Son histoire remonte au 11 décembre 1989 quand la commune de Mansourah, dans la wilaya de Tlemcen, sur la base d’une délibération de l’APC, lui octroie un terrain pour la création d’un motel. Cette institution procédera le 13 octobre 1992 au transfert de cette assiette à l’agence foncière pour procéder à sa cession au profit de M. Benmaamar, devenu le propriétaire légal du terrain sur la base d’un acte de vente (N°154) signé le 6 novembre 1993.

Quelques mois plus tard (le 7 mai 1994), il sollicite le wali de Tlemcen pour obtenir l’autorisation de réalisation d’un motel sur le terrain acquis. Le wali de l’époque, Ouali Abdelkader, aujourd’hui cadre au ministère de l’intérieur et des collectivités locales, signe le 31 mai 1994 l’arrêté N° 661 portant création de ce motel.

Fort de ces documents, M. Benmaamar entame une étude technique pour la réalisation de cette infrastructure. Il reçoit un avis favorable de toutes les institutions publiques, aussi bien administratives que techniques. Et il obtient en date du 23 avril 1994 un permis de construire établi par l’administration communale.

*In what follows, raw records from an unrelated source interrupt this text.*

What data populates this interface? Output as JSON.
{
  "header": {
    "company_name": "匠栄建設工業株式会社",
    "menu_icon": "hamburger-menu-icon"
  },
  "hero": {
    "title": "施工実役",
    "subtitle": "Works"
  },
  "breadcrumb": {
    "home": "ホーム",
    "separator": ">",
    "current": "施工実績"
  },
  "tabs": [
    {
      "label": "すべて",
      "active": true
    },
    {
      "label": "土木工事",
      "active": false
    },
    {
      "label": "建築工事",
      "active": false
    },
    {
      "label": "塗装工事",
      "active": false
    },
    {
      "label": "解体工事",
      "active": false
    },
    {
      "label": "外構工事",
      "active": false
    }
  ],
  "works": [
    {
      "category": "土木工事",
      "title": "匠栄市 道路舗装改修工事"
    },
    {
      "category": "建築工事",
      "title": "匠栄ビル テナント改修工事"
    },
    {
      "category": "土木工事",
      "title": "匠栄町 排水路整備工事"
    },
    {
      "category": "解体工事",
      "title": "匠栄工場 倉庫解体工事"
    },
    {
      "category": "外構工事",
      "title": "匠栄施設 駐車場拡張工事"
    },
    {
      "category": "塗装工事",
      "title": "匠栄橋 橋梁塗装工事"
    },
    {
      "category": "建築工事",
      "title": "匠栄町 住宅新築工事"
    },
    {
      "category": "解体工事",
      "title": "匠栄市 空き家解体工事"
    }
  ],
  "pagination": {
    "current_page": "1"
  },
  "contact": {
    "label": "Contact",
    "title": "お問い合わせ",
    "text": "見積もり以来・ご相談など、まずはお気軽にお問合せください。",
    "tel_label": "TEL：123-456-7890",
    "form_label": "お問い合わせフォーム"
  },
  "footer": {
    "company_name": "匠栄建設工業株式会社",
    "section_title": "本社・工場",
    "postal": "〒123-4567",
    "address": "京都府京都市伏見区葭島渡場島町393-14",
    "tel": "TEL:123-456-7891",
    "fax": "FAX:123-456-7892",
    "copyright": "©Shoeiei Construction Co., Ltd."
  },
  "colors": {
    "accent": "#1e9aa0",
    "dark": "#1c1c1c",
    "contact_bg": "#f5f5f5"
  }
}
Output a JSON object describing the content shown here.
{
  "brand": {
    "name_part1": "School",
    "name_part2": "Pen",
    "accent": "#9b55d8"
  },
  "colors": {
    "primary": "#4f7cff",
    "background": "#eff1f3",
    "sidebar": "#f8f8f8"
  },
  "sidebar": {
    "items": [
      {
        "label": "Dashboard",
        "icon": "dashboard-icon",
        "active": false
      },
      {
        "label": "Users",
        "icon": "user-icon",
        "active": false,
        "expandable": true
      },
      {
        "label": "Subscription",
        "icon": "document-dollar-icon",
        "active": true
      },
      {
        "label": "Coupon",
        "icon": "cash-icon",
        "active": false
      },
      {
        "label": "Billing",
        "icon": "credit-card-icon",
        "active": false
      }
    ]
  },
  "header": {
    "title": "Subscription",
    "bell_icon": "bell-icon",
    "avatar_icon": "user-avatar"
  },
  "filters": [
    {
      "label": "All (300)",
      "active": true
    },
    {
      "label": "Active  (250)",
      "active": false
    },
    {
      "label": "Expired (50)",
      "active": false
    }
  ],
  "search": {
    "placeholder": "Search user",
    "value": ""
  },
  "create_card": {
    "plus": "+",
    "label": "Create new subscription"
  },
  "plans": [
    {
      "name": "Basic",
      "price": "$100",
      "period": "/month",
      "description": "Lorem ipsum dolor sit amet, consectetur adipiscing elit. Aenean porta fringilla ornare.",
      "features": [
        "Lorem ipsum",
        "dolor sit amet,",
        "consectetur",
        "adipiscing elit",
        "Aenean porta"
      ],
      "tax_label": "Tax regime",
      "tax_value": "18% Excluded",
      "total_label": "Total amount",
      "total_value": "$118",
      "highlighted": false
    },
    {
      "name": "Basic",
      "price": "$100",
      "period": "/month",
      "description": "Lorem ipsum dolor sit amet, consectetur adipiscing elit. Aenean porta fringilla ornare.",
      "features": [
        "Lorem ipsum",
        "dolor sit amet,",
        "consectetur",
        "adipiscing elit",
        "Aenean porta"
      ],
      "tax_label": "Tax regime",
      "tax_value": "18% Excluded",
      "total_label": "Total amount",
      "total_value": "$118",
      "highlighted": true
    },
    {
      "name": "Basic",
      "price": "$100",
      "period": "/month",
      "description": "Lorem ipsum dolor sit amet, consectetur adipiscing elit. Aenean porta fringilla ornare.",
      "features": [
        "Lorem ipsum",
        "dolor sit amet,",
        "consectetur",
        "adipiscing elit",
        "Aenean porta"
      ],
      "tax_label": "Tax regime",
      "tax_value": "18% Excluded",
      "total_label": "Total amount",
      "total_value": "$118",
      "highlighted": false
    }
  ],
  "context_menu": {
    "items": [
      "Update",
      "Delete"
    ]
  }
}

M. Benmaamar, qui voulait développer son activité et créer un pôle créateur d’emplois dans la région marquée à cette époque par un terrorisme sanguinaire, a émis une demande de réalisation d’une station-service qui compléterait les prestations du motel conformément au décret N° 85/12 du 26 janvier 1985. Et il obtient le plus normalement du monde l’autorisation de création de cette infrastructure.

De l’espoir au désespoir

Le projet avançait sans anicroche et alors que le motel avait atteint un taux de réalisation de 70% et la station-service 100%, les premiers couacs apparurent. Le directeur des travaux publics de l’époque lui enjoint de transférer les cuves de stockage des carburants à l’intérieur du motel. Il obtempéra et curieusement le nouveau wali refuse de lui signer l’arrêté d’exploitation.

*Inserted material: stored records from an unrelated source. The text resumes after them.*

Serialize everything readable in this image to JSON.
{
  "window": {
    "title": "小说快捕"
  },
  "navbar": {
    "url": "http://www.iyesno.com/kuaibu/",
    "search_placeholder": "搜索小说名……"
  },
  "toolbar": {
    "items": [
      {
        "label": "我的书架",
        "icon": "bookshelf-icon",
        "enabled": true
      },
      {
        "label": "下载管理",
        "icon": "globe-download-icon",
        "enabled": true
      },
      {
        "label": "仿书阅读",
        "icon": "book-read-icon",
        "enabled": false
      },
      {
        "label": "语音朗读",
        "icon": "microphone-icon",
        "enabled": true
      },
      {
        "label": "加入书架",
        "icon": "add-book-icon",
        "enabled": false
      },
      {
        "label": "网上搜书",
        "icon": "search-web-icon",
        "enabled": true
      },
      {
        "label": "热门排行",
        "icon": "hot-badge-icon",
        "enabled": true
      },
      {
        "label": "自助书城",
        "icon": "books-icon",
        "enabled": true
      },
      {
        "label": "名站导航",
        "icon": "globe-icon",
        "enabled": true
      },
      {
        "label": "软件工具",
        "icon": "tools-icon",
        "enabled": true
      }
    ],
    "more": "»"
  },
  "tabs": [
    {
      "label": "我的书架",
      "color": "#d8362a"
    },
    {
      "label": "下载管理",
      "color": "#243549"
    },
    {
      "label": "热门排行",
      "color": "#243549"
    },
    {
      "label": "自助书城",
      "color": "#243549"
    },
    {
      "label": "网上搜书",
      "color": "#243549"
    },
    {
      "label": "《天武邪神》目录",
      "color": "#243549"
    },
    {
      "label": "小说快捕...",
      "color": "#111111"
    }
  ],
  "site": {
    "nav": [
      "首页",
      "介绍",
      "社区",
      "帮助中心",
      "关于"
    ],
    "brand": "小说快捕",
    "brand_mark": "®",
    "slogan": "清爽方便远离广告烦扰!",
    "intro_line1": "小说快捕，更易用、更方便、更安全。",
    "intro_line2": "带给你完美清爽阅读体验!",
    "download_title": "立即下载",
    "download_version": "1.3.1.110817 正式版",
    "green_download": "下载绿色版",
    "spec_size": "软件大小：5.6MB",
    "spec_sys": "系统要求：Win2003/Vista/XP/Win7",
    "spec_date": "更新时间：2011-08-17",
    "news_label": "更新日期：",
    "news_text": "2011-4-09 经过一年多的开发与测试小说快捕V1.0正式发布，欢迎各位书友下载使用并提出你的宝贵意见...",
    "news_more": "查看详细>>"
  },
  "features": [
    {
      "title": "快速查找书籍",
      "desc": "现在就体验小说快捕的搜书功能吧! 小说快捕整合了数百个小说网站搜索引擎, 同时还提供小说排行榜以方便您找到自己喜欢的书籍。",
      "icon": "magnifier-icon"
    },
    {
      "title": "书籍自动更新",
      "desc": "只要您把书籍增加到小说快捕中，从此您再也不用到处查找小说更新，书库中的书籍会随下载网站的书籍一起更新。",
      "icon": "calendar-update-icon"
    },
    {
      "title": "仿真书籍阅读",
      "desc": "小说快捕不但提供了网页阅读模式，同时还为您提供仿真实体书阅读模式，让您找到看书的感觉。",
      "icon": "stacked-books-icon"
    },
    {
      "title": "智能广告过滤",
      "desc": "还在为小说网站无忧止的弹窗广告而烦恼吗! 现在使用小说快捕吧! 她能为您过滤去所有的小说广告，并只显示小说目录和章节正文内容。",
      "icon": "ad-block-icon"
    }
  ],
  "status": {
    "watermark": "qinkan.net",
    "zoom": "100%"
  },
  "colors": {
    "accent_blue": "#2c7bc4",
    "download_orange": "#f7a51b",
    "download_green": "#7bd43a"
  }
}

«Un simple réaménagement technique qui m’avait coûté près de 100 millions de centimes a servi de coup de starter à toute une cabale qui m’a conduit à la faillite», dira-t-il. «Les walis précédents m’avaient accordé toutes les autorisations nécessaires à mon activité.

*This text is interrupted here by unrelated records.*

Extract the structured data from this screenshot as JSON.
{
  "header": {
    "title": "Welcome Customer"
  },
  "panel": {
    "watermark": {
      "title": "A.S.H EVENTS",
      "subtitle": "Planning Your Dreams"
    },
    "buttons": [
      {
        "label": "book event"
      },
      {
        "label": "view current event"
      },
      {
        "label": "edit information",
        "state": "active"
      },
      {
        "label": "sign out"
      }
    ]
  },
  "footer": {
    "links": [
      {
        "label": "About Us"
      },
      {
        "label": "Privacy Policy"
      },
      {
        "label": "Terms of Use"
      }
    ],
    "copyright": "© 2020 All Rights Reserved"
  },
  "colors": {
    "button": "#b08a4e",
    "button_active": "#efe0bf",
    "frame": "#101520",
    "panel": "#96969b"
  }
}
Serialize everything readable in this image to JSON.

Bien que disposant d’un acte de vente du terrain, du permis de construire, de l’avis de la sûreté de wilaya pour une licence de débit de boissons, des agréments de Naftal, des ministères du Tourisme et de l’Energie et des Mines, et d’une décision d’octroi des avantages délivrée par l’APSI, le wali refuse de m’octroyer l’autorisation d’exploitation de la station-service et du motel».

M. Benmaamar s’en plaindra au défunt médiateur de la République, M. Habbachi, qui saisit le wali par lettre N° 2056 en date du 10 mai 1997. Curieusement, le wali de l’époque justifiera son refus par l’illégalité de la procédure de cession par l’agence foncière du terrain sur lequel est réalisé le complexe (motel et station-service).

L’investisseur s’en remettra alors au conseil d’Etat qui enjoint au wali «d’octroyer à M. Benmaamar l’autorisation d’exploitation du motel et de la station-service». «Mais cette décision ne sera pas suivie d’effet, puisque la machine administrative s’est mise en branle pour me broyer dans ses mors», dira-t-il.

Une administration qui se déjuge

Depuis, l’administration s’est amusée à jouer avec lui au chat et à la souris, «tantôt elle lui fait miroiter l’espoir d’une solution à son problème et tantôt elle le plonge dans le désespoir.» En 2003 et après une bataille juridique de près de 15 ans qui m’avait conforté dans mes droits malgré les coups bas d’une administration injuste, je croyais que le bout du tunnel était arrivé».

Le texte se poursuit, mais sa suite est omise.